Wednesday, October 1, 2025

What we have lost

The tone in newspapers, when I started out as a copy editor forty years ago, was that the copy desk was a place where reporters fetched  up after their legs or livers gave out, or a domain of quibblers obsessed with minuscule details--comma jockeys. 

Well, I do like to see a verb agree with its subject, and I can punctuate with the precision of a marksman. But the key thing, the fundamental thing about the traditional copy desk, is that it was set apart. It was not connected with the desks that generated stories, and it played no part in their processes. Instead, it was independent, and its members looked fresh at each story, much like a reader. 

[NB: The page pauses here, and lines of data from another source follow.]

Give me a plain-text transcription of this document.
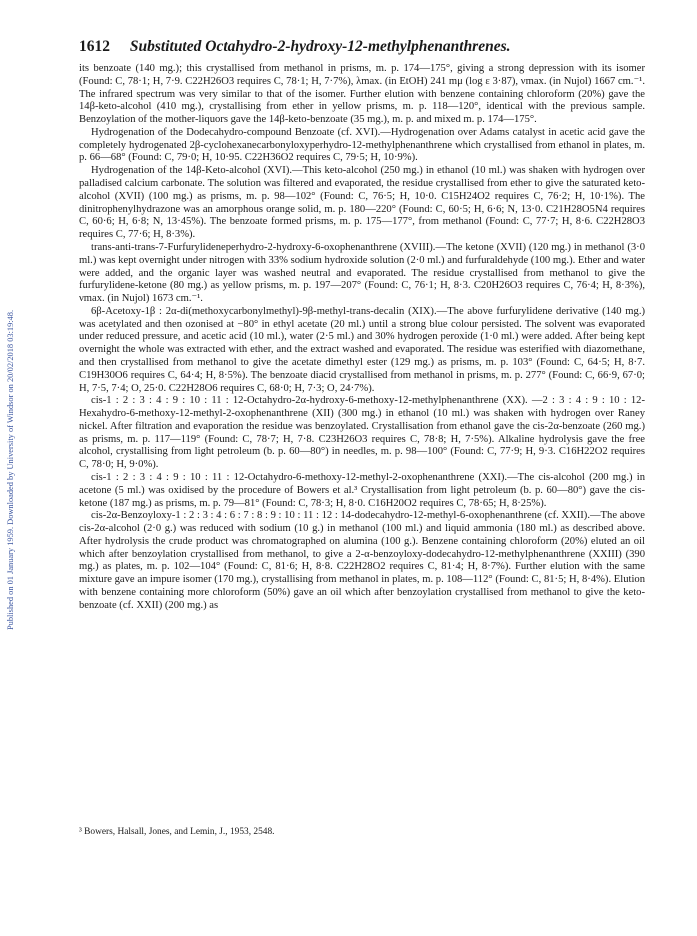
Published on 01 January 1959. Downloaded by University of Windsor on 20/02/2018 03:19:48.
1612 Substituted Octahydro-2-hydroxy-12-methylphenanthrenes.

its benzoate (140 mg.); this crystallised from methanol in prisms, m. p. 174—175°, giving a strong depression with its isomer (Found: C, 78·1; H, 7·9. C22H26O3 requires C, 78·1; H, 7·7%), λmax. (in EtOH) 241 mμ (log ε 3·87), νmax. (in Nujol) 1667 cm.⁻¹. The infrared spectrum was very similar to that of the isomer. Further elution with benzene containing chloroform (20%) gave the 14β-keto-alcohol (410 mg.), crystallising from ether in yellow prisms, m. p. 118—120°, identical with the previous sample. Benzoylation of the mother-liquors gave the 14β-keto-benzoate (35 mg.), m. p. and mixed m. p. 174—175°.

Hydrogenation of the Dodecahydro-compound Benzoate (cf. XVI).—Hydrogenation over Adams catalyst in acetic acid gave the completely hydrogenated 2β-cyclohexanecarbonyloxyperhydro-12-methylphenanthrene which crystallised from ethanol in plates, m. p. 66—68° (Found: C, 79·0; H, 10·95. C22H36O2 requires C, 79·5; H, 10·9%).

Hydrogenation of the 14β-Keto-alcohol (XVI).—This keto-alcohol (250 mg.) in ethanol (10 ml.) was shaken with hydrogen over palladised calcium carbonate. The solution was filtered and evaporated, the residue crystallised from ether to give the saturated keto-alcohol (XVII) (100 mg.) as prisms, m. p. 98—102° (Found: C, 76·5; H, 10·0. C15H24O2 requires C, 76·2; H, 10·1%). The dinitrophenylhydrazone was an amorphous orange solid, m. p. 180—220° (Found: C, 60·5; H, 6·6; N, 13·0. C21H28O5N4 requires C, 60·6; H, 6·8; N, 13·45%). The benzoate formed prisms, m. p. 175—177°, from methanol (Found: C, 77·7; H, 8·6. C22H28O3 requires C, 77·6; H, 8·3%).

trans-anti-trans-7-Furfurylideneperhydro-2-hydroxy-6-oxophenanthrene (XVIII).—The ketone (XVII) (120 mg.) in methanol (3·0 ml.) was kept overnight under nitrogen with 33% sodium hydroxide solution (2·0 ml.) and furfuraldehyde (100 mg.). Ether and water were added, and the organic layer was washed neutral and evaporated. The residue crystallised from methanol to give the furfurylidene-ketone (80 mg.) as yellow prisms, m. p. 197—207° (Found: C, 76·1; H, 8·3. C20H26O3 requires C, 76·4; H, 8·3%), νmax. (in Nujol) 1673 cm.⁻¹.

6β-Acetoxy-1β : 2α-di(methoxycarbonylmethyl)-9β-methyl-trans-decalin (XIX).—The above furfurylidene derivative (140 mg.) was acetylated and then ozonised at −80° in ethyl acetate (20 ml.) until a strong blue colour persisted. The solvent was evaporated under reduced pressure, and acetic acid (10 ml.), water (2·5 ml.) and 30% hydrogen peroxide (1·0 ml.) were added. After being kept overnight the whole was extracted with ether, and the extract washed and evaporated. The residue was esterified with diazomethane, and then crystallised from methanol to give the acetate dimethyl ester (129 mg.) as prisms, m. p. 103° (Found: C, 64·5; H, 8·7. C19H30O6 requires C, 64·4; H, 8·5%). The benzoate diacid crystallised from methanol in prisms, m. p. 277° (Found: C, 66·9, 67·0; H, 7·5, 7·4; O, 25·0. C22H28O6 requires C, 68·0; H, 7·3; O, 24·7%).

cis-1 : 2 : 3 : 4 : 9 : 10 : 11 : 12-Octahydro-2α-hydroxy-6-methoxy-12-methylphenanthrene (XX). —2 : 3 : 4 : 9 : 10 : 12-Hexahydro-6-methoxy-12-methyl-2-oxophenanthrene (XII) (300 mg.) in ethanol (10 ml.) was shaken with hydrogen over Raney nickel. After filtration and evaporation the residue was benzoylated. Crystallisation from ethanol gave the cis-2α-benzoate (260 mg.) as prisms, m. p. 117—119° (Found: C, 78·7; H, 7·8. C23H26O3 requires C, 78·8; H, 7·5%). Alkaline hydrolysis gave the free alcohol, crystallising from light petroleum (b. p. 60—80°) in needles, m. p. 98—100° (Found: C, 77·9; H, 9·3. C16H22O2 requires C, 78·0; H, 9·0%).

cis-1 : 2 : 3 : 4 : 9 : 10 : 11 : 12-Octahydro-6-methoxy-12-methyl-2-oxophenanthrene (XXI).—The cis-alcohol (200 mg.) in acetone (5 ml.) was oxidised by the procedure of Bowers et al.³ Crystallisation from light petroleum (b. p. 60—80°) gave the cis-ketone (187 mg.) as prisms, m. p. 79—81° (Found: C, 78·3; H, 8·0. C16H20O2 requires C, 78·65; H, 8·25%).

cis-2α-Benzoyloxy-1 : 2 : 3 : 4 : 6 : 7 : 8 : 9 : 10 : 11 : 12 : 14-dodecahydro-12-methyl-6-oxophenanthrene (cf. XXII).—The above cis-2α-alcohol (2·0 g.) was reduced with sodium (10 g.) in methanol (100 ml.) and liquid ammonia (180 ml.) as described above. After hydrolysis the crude product was chromatographed on alumina (100 g.). Benzene containing chloroform (20%) eluted an oil which after benzoylation crystallised from methanol, to give a 2-α-benzoyloxy-dodecahydro-12-methylphenanthrene (XXIII) (390 mg.) as plates, m. p. 102—104° (Found: C, 81·6; H, 8·8. C22H28O2 requires C, 81·4; H, 8·7%). Further elution with the same mixture gave an impure isomer (170 mg.), crystallising from methanol in plates, m. p. 108—112° (Found: C, 81·5; H, 8·4%). Elution with benzene containing more chloroform (50%) gave an oil which after benzoylation crystallised from methanol to give the keto-benzoate (cf. XXII) (200 mg.) as

³ Bowers, Halsall, Jones, and Lemin, J., 1953, 2548.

Reporters work with their editors on stories, on which they come to an understanding of what should be in them and how the material should be treated. The back-and-forth between editors and reporters carries an inherent hazard of developing groupthink. The copy editor, traditionally understood, has not been a part of groupthink and can raise questions of importance about the focus, tone, and structure of the story. 

That gives, as former Baltimore Sun publisher Mike Waller once said, the opportunity to raise the most important question that a copy editor can ever articulate: Are you sure you want to do this? Are you really sure?"

On one occasion, a story came to the Sun's copy desk from a department head in which our copy editors identified not only an incoherent structure but a set of passages that could have constituted outright libel, and we defused it, to the publisher's subsequent gratitude. (I used a version of this story, with substitutions for all proper nouns, for years in my editing class at Loyola Maryland, and it never failed to leave the students agog. "You were going to publish this?) 

But as the newspaper business declined, the sharp-pencil people determined that copy editors were an expensive frill. The Sun's last copy editor departed in 2019, and some years ago The New York Times, once famed for its copy editing, disbanded its copy desks and assigned survivors to the respective originating desks, where they can resist groupthink, or perhaps not. 

We once had a model, and it served the reader well.